The second of our “foibles” in USPAP may be from that same paragraph on page (ii), noted last week.  This paragraph effectively sets the mission statement for the Appraisal Foundation.

The paragraph is titled:  “ABOUT THE APPRAISAL FOUNDATION.”  It states the AF provides “guidance on recognized valuation methods and techniques for all valuation professionals.”  [Emphases added].

So what’s the problem?  There may be two in one sentence . . .

The world continues to change.

Those recognized methods and techniques were developed early in the last century.  We don’t even properly call them them “methods and techniques.”  We call them models and algorithms.  (Less art, more science.)

Analysts make decisions and judgments about models.  Computer power carries out the algorithms.  Today’s AF standards were substantially written before even hand calculators were available!  No algorithms.  Not the way we know them today!

Those Appraisal Standards were substantially written for the AIREA and the SREA, the predecessor organizations to today’s Appraisal Institute.  They were adapted with input from the ASA and other appraisal organizations for final “ownership” by the AF.

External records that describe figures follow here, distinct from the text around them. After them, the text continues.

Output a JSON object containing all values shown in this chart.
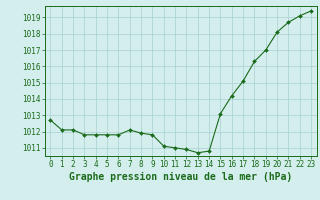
{
  "x": [
    0,
    1,
    2,
    3,
    4,
    5,
    6,
    7,
    8,
    9,
    10,
    11,
    12,
    13,
    14,
    15,
    16,
    17,
    18,
    19,
    20,
    21,
    22,
    23
  ],
  "y": [
    1012.7,
    1012.1,
    1012.1,
    1011.8,
    1011.8,
    1011.8,
    1011.8,
    1012.1,
    1011.9,
    1011.8,
    1011.1,
    1011.0,
    1010.9,
    1010.7,
    1010.8,
    1013.1,
    1014.2,
    1015.1,
    1016.3,
    1017.0,
    1018.1,
    1018.7,
    1019.1,
    1019.4
  ],
  "line_color": "#1a6b1a",
  "marker": "D",
  "marker_size": 2.0,
  "bg_color": "#d4eeee",
  "grid_color": "#a8d0d0",
  "tick_color": "#1a6b1a",
  "label_color": "#1a6b1a",
  "xlabel": "Graphe pression niveau de la mer (hPa)",
  "xlabel_fontsize": 7.0,
  "ylim": [
    1010.5,
    1019.7
  ],
  "yticks": [
    1011,
    1012,
    1013,
    1014,
    1015,
    1016,
    1017,
    1018,
    1019
  ],
  "xticks": [
    0,
    1,
    2,
    3,
    4,
    5,
    6,
    7,
    8,
    9,
    10,
    11,
    12,
    13,
    14,
    15,
    16,
    17,
    18,
    19,
    20,
    21,
    22,
    23
  ],
  "tick_fontsize": 5.5,
  "linewidth": 0.8
}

The USPAP then became an “annually revised” quasi-governmental document. Which in turn became irregularly and unevenly “enforced “ by 54 states and territories.

And further in turn, it conflicted with several alternative standards of federal organizations, the professional groups, and international valuation standards (IVS).

AVMs (Automated Valuation Standards) have no standards.  “Interagency” evaluations, which may be performed by a non-appraiser, have lesser/different/vaguer requirements.  And of course, many loans can be made based on “appraisal waivers,third-party inspections, “desktops” or “hybrids.”  All these have to do with “methods and techniques” and inspection (data collection) conditions – but not directly about accuracy, unbiasedness, or reliability.

Phew!

Yet all of these require some predetermination of risk.  Risk that the valuation is itself a part of.  We measure risk by predetermining the expected risk!

So, what are “recognized methods and techniques”?  It appears that only licensed appraisers are required to do it the old way.  The way developed in the last century.

The recognized methods comprise the “three approaches to value:” cost, income, comparison.

So what’s the issue?  Let’s revisit our topic sentence:  The AF provides “guidance on recognized valuation methods and techniques for all valuation professionals.”  Two issues here:

  • What is recognized, and what is “not recognized?” Recognized seems to mean only the three legacy “approaches.”  Apparently not data science protocol, not focus on market analysis, not focus on measurable reliability, and not focus on limiting opportunity for bias!
  • Who are all valuation professionals? USPAP only applies to licensed appraisers in the several states.  It appears that the AF quasi-legal standards only apply to a few.  All others appear to be exempt!

Can we conclude that USPAP does not apply to “all valuation professionals?”  Can we conclude that the restriction to “recognized” methods and techniques holds back, and or even precludes progress in data management, predictive methods, and today’s dramatically-changed role of professional judgment.

WE MEASURE MARKETS, NOT COMPARE COMPS.